Закончив в морге все дела, мы сели в скорую и поехали обратно. Родственницу высадили по пути, возле ее дома. Всю дорогу, пока ехали с ней, неотрывно смотрел в окно: безучастно мимо проносились машины, бесследно появлялись и исчезали люди. Я не то чтобы осуждал женщину, она, быть может, находилась в очень стесненных обстоятельствах, просто было противно. Мне вспомнилось, как Скифы ложили своим мертвым в могилы все дорогое и необходимое, что у них было. Мы же, христиане, вырываем своим покойникам зубы.
 Дембеля упросили врача и водителя остановиться, чтобы сходить в магазин. Накупили два кулька, и тут же, в машине скорой, заточили по сникерсу. На КПП нас с пристрастием осмотрели. Злила мысль: что же вы, товарищи, не осматривали нас, когда в машине труп лежал? Связываться не хотели? Фу! Белоручки! Охваченный этой злобой, я подумал :" А с какой стати нас тогда привлекли! Я что — фирма по ритуальным услугам? Привыкли на солдатах пахать! Надо было права качать, ничего бы не смогли бы сделать. Я больной, мне прописан постельный режим. Тем более никакого приказа сверху не было". Но подумав так, я тут же устыдился себя: о каких "качаниях" может идти речь? Это же просто человеческий долг. Зло пропала.
Все это время я находился на подъеме, но только вернулся в  стены госпиталя, как  на меня нахлынула страшная усталость, вызванная нервным перенапряжением. Когда возвращался, думал о том, как буду всем байки травить про мертвецов, но добравшись до бокса понял, как это будет глупо, некрасиво, и как мне лень. Меня охватили тоскливость и безразличие.
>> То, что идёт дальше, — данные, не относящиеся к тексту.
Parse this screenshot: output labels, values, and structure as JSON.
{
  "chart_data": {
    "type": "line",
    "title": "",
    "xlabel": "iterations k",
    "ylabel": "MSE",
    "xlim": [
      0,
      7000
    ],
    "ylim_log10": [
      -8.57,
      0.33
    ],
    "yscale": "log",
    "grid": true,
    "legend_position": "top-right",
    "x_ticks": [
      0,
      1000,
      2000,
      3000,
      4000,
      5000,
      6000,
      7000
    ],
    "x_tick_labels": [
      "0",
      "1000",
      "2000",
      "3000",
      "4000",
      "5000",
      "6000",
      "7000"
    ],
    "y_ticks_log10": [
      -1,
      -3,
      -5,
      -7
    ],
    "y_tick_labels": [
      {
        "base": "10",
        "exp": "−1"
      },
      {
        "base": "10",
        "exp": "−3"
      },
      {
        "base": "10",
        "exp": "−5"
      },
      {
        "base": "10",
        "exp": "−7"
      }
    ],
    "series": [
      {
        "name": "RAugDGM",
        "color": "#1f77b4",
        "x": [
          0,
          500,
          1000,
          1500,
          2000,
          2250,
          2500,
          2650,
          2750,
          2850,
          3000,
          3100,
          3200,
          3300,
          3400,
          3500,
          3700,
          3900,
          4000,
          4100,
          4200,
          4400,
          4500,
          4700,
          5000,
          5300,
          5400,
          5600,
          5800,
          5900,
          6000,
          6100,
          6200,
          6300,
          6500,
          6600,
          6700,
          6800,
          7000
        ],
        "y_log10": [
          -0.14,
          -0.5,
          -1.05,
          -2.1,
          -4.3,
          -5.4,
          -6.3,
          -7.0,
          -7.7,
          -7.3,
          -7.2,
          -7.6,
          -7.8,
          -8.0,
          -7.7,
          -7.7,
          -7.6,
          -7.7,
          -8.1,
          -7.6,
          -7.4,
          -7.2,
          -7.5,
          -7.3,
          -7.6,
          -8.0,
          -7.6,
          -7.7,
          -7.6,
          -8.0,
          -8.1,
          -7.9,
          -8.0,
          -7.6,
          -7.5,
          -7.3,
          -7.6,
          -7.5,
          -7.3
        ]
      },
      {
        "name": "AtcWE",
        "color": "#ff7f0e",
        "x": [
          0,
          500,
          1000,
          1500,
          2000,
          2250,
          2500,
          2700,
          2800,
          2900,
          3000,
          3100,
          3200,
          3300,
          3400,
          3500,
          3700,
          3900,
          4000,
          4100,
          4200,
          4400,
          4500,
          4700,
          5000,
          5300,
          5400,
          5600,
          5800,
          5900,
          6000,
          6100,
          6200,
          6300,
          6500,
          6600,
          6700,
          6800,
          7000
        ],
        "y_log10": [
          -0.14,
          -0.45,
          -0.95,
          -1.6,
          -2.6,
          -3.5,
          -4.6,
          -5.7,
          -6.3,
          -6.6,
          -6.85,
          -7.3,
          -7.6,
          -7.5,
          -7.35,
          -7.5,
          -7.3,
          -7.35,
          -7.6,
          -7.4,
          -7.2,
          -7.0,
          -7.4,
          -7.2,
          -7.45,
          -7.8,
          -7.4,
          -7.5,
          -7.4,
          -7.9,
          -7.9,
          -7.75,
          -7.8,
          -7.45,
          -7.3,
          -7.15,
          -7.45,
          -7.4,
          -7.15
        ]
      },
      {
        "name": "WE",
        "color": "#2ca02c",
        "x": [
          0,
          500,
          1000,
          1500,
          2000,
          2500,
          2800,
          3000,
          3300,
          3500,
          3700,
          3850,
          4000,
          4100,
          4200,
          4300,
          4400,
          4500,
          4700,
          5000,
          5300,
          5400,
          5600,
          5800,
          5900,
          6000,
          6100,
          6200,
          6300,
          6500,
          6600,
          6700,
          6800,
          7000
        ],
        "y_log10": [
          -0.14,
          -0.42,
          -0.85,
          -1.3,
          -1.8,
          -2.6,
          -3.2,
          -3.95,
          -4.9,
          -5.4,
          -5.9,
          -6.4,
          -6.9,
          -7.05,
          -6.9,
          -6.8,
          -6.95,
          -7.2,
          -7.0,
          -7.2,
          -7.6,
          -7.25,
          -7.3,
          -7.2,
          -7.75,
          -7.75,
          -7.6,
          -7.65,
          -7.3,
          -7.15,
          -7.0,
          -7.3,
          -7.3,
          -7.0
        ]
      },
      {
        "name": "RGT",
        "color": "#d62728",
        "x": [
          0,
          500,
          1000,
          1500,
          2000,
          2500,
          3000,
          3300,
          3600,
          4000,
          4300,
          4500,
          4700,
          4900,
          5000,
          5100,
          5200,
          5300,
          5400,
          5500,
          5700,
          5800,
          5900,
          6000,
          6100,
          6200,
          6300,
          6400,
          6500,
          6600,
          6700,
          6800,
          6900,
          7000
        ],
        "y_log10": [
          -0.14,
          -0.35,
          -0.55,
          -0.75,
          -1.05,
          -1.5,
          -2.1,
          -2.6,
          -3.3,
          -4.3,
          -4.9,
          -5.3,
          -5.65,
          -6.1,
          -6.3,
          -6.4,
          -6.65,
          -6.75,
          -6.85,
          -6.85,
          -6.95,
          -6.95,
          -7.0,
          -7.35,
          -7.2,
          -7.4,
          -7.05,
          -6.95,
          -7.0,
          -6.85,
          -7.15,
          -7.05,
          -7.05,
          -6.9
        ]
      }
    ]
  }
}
 При нашем появлении Ракушкин даже покинул постель, чтобы расспросить нас,  но я отвечал односложно, а то и вообще игнорировал его, предоставив дембелям излагать свое видение, добавлять событиям краски. Забравшись на свою верхнюю койку, взял по привычке Лондона и начал читать. Но текст не шел. Богатое, когда не нужно, воображение рисовало картину, не выходящую из головы: дочь полковника, раскрасневшись от усилий, что есть сил тянет плоскогубцами золотой зуб из мертвеца, но зуб сидит непоколебимо, тогда серая не выдерживает и, обозлившись, начинает бить инструментом по зубами, они ломаются как спички, рот расширяется и расширяется, как при оползне, лицо трупа превращается в огромную яму...
Чтение в тот день у меня так и не задалось, как и сон.